Very deep sea rigs
Oil companies are having to venture into deeper and deeper water in search of ‘black gold’. In the early 1970s, at the start of the off-shore industry, rigs were operating in just three metres of water. By 1997 when the 600m high Petronius oil platform was launched in the Gulf of Mexico, that depth had increased to 300 metres.
Deep drilling with the Conoco oil rig
The Conoco rig design features a hull that will float, partially submerged, held in position by cables fixed to the ocean floor – a technology developed for North Sea rigs. The forces operating on the structure over its expected twenty-year lifespan will be huge and its engineers must allow for 110mph winds and waves up to 32 metres high.
Deep as this is, current levels of technology could, in theory, allow oil companies to go even deeper and designs are being drawn up which would allow rigs to operate in seas up to 3,000 metres – or two miles – deep.
Drilling for methane hydrate
Japan has the world’s third largest economy but must import almost all of the oil, coal and gas it needs. No surprise then that the country has long had the ambition to find its own independent large scale energy supply.
This dream may soon be realised as recent studies have suggested that the sea bed surrounding Japan’s coast contains huge deposits of methane hydrate – a gas-rich ice-slush which exists on moons such as Titan which orbits Saturn.
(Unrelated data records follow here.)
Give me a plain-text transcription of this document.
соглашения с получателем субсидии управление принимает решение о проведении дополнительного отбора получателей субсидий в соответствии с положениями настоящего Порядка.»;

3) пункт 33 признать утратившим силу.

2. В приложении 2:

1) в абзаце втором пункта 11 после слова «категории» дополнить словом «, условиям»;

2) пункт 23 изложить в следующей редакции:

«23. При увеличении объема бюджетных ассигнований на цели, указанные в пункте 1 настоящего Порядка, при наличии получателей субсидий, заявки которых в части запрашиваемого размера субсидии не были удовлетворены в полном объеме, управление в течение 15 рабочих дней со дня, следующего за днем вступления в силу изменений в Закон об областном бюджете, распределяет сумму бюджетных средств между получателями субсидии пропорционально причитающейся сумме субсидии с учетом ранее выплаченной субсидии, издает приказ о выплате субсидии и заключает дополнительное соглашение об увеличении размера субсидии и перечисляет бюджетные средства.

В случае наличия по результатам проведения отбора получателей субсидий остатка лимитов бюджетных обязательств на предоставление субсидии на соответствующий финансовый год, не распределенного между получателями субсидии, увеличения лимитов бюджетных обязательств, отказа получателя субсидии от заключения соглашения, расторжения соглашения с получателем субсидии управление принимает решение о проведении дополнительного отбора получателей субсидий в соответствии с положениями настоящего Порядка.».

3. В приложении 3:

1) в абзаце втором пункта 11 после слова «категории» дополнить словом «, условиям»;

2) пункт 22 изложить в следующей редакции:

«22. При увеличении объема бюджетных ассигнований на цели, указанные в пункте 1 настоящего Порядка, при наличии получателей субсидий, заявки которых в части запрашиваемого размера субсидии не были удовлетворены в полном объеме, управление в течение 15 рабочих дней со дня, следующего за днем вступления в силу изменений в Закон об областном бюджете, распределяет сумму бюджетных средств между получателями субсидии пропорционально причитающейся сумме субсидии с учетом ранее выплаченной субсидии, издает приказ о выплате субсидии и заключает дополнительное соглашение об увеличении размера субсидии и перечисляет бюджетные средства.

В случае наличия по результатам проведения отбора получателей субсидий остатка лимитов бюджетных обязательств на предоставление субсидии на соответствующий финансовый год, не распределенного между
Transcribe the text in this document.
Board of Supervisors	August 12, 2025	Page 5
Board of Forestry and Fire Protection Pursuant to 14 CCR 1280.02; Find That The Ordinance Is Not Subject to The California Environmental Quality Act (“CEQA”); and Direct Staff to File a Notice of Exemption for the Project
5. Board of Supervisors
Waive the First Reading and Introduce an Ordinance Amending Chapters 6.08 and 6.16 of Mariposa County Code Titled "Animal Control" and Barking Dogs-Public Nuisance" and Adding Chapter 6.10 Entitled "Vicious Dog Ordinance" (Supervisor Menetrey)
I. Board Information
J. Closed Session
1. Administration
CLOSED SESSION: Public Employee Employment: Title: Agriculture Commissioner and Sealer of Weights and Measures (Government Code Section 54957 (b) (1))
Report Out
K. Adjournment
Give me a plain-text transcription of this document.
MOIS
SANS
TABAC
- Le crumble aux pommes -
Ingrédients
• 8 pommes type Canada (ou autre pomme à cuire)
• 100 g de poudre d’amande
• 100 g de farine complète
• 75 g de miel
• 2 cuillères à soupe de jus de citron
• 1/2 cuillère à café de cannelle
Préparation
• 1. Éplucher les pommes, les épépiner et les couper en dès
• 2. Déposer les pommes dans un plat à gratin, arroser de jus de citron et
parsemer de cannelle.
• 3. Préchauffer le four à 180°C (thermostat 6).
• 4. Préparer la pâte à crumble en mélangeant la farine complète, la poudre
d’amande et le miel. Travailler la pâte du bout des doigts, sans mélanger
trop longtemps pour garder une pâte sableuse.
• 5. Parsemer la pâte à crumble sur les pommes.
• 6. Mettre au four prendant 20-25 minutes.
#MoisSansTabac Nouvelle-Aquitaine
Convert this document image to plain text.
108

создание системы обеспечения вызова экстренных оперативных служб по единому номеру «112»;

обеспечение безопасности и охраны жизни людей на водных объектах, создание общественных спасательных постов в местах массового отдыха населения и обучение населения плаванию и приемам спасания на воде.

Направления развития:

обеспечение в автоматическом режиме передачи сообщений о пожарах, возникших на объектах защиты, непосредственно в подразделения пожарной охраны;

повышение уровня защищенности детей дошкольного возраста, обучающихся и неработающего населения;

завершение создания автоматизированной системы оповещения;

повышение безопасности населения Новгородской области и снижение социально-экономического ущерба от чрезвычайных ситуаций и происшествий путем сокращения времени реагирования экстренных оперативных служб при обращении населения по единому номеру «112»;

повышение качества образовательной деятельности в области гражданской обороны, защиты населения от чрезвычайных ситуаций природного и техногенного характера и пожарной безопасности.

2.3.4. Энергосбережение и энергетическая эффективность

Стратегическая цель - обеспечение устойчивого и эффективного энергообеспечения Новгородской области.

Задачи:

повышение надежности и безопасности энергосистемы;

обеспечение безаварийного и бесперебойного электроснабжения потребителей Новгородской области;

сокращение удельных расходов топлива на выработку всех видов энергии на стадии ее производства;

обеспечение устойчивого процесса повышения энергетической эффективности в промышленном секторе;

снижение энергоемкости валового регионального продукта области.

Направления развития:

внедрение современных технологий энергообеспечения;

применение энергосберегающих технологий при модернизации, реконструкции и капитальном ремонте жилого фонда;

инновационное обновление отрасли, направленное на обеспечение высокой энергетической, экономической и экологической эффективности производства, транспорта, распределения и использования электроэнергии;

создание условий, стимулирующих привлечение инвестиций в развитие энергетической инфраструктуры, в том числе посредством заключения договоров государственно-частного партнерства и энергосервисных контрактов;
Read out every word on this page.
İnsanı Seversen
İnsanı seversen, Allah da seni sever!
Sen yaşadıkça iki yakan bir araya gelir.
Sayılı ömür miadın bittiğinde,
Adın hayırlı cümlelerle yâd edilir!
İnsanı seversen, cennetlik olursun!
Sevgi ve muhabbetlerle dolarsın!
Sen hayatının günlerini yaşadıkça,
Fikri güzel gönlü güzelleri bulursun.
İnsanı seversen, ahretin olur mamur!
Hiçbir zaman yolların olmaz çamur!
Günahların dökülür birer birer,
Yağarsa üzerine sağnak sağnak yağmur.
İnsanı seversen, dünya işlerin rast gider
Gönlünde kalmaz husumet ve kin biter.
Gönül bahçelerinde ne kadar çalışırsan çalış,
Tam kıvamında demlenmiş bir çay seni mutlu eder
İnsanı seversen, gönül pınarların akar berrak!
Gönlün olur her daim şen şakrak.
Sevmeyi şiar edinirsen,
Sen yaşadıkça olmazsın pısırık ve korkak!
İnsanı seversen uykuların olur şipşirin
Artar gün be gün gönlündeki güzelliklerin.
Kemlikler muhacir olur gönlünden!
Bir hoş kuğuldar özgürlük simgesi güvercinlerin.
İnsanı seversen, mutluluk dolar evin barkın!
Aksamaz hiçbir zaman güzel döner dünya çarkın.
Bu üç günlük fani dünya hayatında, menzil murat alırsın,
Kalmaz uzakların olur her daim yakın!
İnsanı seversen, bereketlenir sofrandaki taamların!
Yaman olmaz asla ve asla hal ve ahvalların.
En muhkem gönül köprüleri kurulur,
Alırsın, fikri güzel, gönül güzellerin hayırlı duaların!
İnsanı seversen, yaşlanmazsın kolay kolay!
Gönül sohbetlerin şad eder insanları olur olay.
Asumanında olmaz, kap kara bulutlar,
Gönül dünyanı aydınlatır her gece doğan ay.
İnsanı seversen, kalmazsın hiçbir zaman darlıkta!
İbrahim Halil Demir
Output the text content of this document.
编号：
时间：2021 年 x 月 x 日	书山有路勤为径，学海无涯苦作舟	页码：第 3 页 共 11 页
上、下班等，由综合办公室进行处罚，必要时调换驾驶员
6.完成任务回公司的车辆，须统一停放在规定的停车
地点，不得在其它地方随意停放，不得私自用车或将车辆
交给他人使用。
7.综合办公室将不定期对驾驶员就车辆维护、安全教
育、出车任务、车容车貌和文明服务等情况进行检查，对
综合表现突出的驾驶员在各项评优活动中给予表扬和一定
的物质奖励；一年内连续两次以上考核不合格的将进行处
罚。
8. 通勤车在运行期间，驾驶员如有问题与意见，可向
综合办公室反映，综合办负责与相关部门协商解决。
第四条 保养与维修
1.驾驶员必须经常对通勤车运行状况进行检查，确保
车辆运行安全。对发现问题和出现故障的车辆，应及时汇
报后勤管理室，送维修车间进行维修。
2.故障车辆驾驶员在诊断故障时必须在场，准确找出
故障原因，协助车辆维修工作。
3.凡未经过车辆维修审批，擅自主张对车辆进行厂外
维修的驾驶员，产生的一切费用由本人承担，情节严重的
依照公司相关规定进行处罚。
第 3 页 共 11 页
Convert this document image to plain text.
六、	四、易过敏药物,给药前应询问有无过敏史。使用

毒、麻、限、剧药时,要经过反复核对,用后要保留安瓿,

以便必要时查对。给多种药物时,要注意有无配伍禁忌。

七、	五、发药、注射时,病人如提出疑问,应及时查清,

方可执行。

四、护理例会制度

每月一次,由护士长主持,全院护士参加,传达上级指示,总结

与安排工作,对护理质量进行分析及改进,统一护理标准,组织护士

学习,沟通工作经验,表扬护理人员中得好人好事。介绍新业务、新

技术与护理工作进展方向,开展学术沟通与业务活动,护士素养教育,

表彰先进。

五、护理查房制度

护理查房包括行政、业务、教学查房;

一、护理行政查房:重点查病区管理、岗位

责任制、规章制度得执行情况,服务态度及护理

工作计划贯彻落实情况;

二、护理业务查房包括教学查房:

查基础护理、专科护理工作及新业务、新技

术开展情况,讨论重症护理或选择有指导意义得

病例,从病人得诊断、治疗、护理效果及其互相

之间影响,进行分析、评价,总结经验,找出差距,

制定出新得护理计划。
Estimates suggest that there could be sufficient gas to provide 100 years of fuel.
Government-backed tests have succeeded in extracting ‘industrial quantities’ of natural gas from the ice, though environmentalists have sounded an alarm, fearing the accidental release of vast quantities of greenhouse gas and widespread damage to marine environments.
Britain’s energy gap
To help prevent an energy gap emerging, plans are in place to build another seven coal-fired stations, delivering an additional 10 – 12 GW, despite the fact that coal is the dirtiest of fossil fuels.
The much talked-about next generation of nuclear power stations, if built at all, will take somewhere between 12 and 20 years to build, so won't be producing full power until the late 2020s. Renewables, perhaps including the Severn Barrage, could be making electricity faster, perhaps producing as much as 40% of our electricity needs by 2020, but enormous challenges need to be overcome, including planning and grid connection constraints, financial incentives for developers, and the supply chains for materials, equipment and skilled engineers.